If Basic Writing is not supposed to be a skills course and is not to focus on the modes or aims, what should be the content and pedagogy?

Most concur that practice with literacy is needed. In 1996, the New London Group wrote, “The new fast capitalist literature stresses adaptation to constant change through thinking and speaking for oneself, critique and empowerment, innovation and creativity, technical and systems thinking, and learning how to learn” (New London Group 67). In The Way Literacy Lives, Shannon Carter argues that we must give basic writers “the tools they need to experience literacy differently– to look again at the ways in which literacy functions in the multiple and intellectually viable lifeworlds in which they are already full-fledged members” (163). Susan Naomi Bernstein agrees: “a curriculum which foregrounds students’ prior and developing knowledge presents exciting possibilities for basic writing pedagogy” (67).

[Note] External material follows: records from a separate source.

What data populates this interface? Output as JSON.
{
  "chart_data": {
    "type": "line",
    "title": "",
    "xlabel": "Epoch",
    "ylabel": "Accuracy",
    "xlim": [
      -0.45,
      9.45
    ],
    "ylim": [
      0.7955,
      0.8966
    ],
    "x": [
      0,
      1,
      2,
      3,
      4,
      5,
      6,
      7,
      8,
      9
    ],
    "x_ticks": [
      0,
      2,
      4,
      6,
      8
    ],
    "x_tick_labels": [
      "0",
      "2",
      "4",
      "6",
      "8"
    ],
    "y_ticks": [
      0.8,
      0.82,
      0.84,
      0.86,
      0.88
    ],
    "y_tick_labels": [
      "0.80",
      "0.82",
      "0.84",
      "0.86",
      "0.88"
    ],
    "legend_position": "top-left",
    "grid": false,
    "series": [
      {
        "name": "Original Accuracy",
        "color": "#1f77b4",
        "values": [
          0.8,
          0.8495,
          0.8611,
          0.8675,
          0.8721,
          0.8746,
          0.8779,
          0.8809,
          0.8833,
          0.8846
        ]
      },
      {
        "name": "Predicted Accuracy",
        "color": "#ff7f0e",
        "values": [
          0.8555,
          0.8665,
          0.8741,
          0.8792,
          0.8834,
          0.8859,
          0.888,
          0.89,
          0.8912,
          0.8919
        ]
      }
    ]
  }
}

The core writing assignments should build from worlds familiar to students and gradually introduce them to the discourse of the academy. Pedagogy should also focus on students’ identities as writers and helping them to grow in confidence as student writers. This should be done through a combination of pedagogies: situated practice, overt instruction, critical framing, transformed practice (New London Group 88). In particular, students in BW benefit from the metacognitive work of transformed practice.

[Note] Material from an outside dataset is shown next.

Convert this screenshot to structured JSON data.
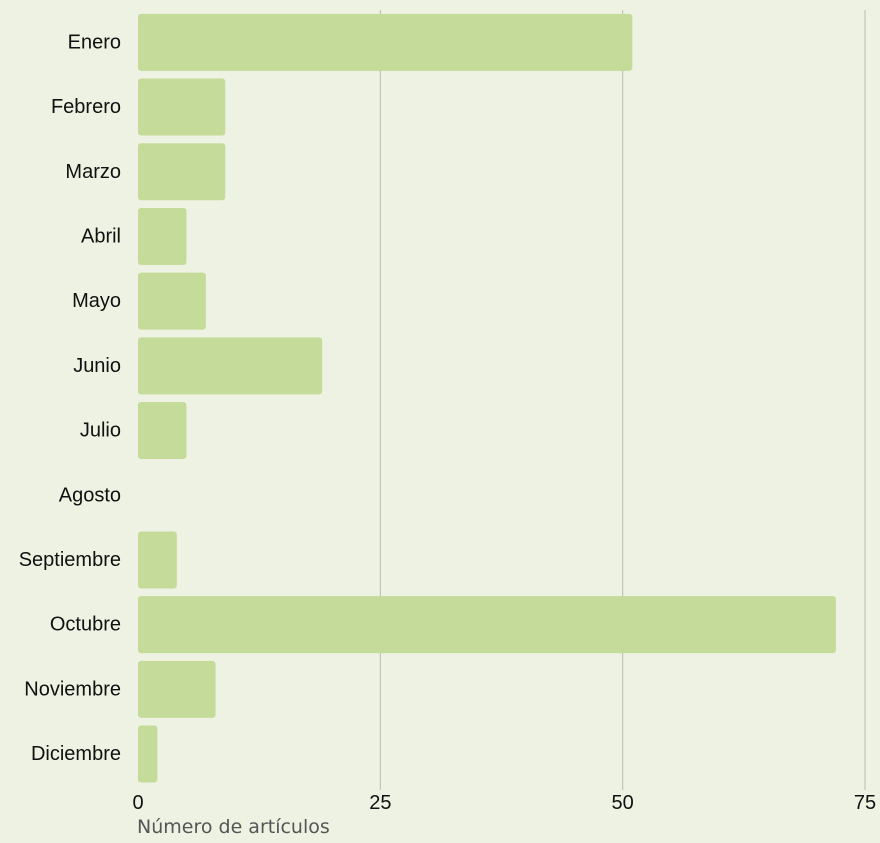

Shannon Carter discusses a way in which to show students where they are and where they could be through her pedagogy of rhetorical dexterity: “Rhetorical dexterity treats learning new literacies as a situated activity” (162). Students examine the literacies around them in an effort to become more aware of their multiliteracies and their relationship to them. Students who were previously agitated at the ways in which the rules seemed to change from one course to another could now see the system that creates the different rules and be able to adapt to the change without as much frustration. In a pedagogy like this, students are transformed not only as writers but as students.

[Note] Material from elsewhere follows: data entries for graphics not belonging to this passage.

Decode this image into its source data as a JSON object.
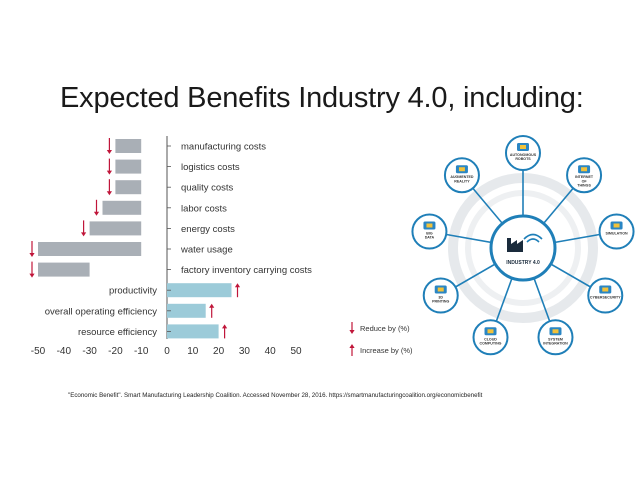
{
  "slide": {
    "title": "Expected Benefits Industry 4.0, including:",
    "citation": "\"Economic Benefit\". Smart Manufacturing Leadership Coalition. Accessed November 28, 2016. https://smartmanufacturingcoalition.org/economicbenefit"
  },
  "chart_data": {
    "type": "bar",
    "orientation": "horizontal",
    "categories": [
      "manufacturing costs",
      "logistics costs",
      "quality costs",
      "labor costs",
      "energy costs",
      "water usage",
      "factory inventory carrying costs",
      "productivity",
      "overall operating efficiency",
      "resource efficiency"
    ],
    "values": [
      -10,
      -10,
      -10,
      -15,
      -20,
      -40,
      -20,
      25,
      15,
      20
    ],
    "range_start": [
      -20,
      -20,
      -20,
      -25,
      -30,
      -50,
      -50,
      0,
      0,
      0
    ],
    "direction": [
      "reduce",
      "reduce",
      "reduce",
      "reduce",
      "reduce",
      "reduce",
      "reduce",
      "increase",
      "increase",
      "increase"
    ],
    "xlim": [
      -50,
      50
    ],
    "xticks": [
      -50,
      -40,
      -30,
      -20,
      -10,
      0,
      10,
      20,
      30,
      40,
      50
    ],
    "colors": {
      "reduce_bar": "#a9afb6",
      "increase_bar": "#9ccbd9",
      "arrow": "#c0163a"
    },
    "legend": [
      {
        "direction": "reduce",
        "label": "Reduce by (%)"
      },
      {
        "direction": "increase",
        "label": "Increase by (%)"
      }
    ]
  },
  "diagram": {
    "center": "INDUSTRY 4.0",
    "nodes": [
      {
        "label": "AUTONOMOUS ROBOTS",
        "icon": "robot-arm-icon"
      },
      {
        "label": "INTERNET OF THINGS",
        "icon": "phone-icon"
      },
      {
        "label": "SIMULATION",
        "icon": "monitor-icon"
      },
      {
        "label": "CYBERSECURITY",
        "icon": "shield-lock-icon"
      },
      {
        "label": "SYSTEM INTEGRATION",
        "icon": "gears-icon"
      },
      {
        "label": "CLOUD COMPUTING",
        "icon": "cloud-icon"
      },
      {
        "label": "3D PRINTING",
        "icon": "printer-icon"
      },
      {
        "label": "BIG DATA",
        "icon": "database-icon"
      },
      {
        "label": "AUGMENTED REALITY",
        "icon": "vr-goggles-icon"
      }
    ]
  }
}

A similar conversion occurred when Klages and Clark used ePortfolios with BW students; the students “began to transform their relationship to writing, emerging as confident writers with a new sense of how they can translate their authority onto the page” (47). Klages and Clark’s emphasis on reflective practice, at both the individual level and by commenting on the work created by their peers, enabled students to grow as both readers and writers.

At the heart of this type of pedagogy is concern about social inequality. Students in BW often feel as though others have been given a rule book while they are navigating the world without one of their own or that the rules were created intentionally to benefit a group of people other than them. Through pedagogy, Basic Writing instructors seek to level the playing field and reveal not only the rules but the systems that have created the rules.

Works Cited

Bernstein, Susan Naomi. “Basic Writing: In Search of a New Map.” Modern Language Studies 40.2 (2011): 60-75. JSTOR 24 Sept. 2015. Web.

Carter, Shannon. “The Way Literacy Lives.” Teaching Developmental Writing: Background Readings. Ed. Susan Naomi Bernstein. 4th ed. Bedford: Boston, 2013. 161-183. Print.

Klages, Marisa A. and J. Elizabeth Clark. “New Worlds of Errors and Expectations: Basic Writers and Digital Assumptions.” Journal of Basic Writing 28.1 (2009): 32-49. ERIC Web. 21 Sept. 2016.

Lauer, Janice M. “Rhetoric and Composition.” English Studies: An Introduction to the Discipline. Ed. Bruce McComiskey. NCTE: Urbana, IL, 2006. 106-152. Print.

New London Group. “A Pedagogy of Multiliteracies: Designing Social Futures.” Harvard Educational Review. 66.1 (1996): 60-92. Print.

Yagelski, Robert P. “English Education.” English Studies: An Introduction to the Discipline. Ed. Bruce McComiskey.NCTE: Urbana, IL, 2006. 275-319. Print.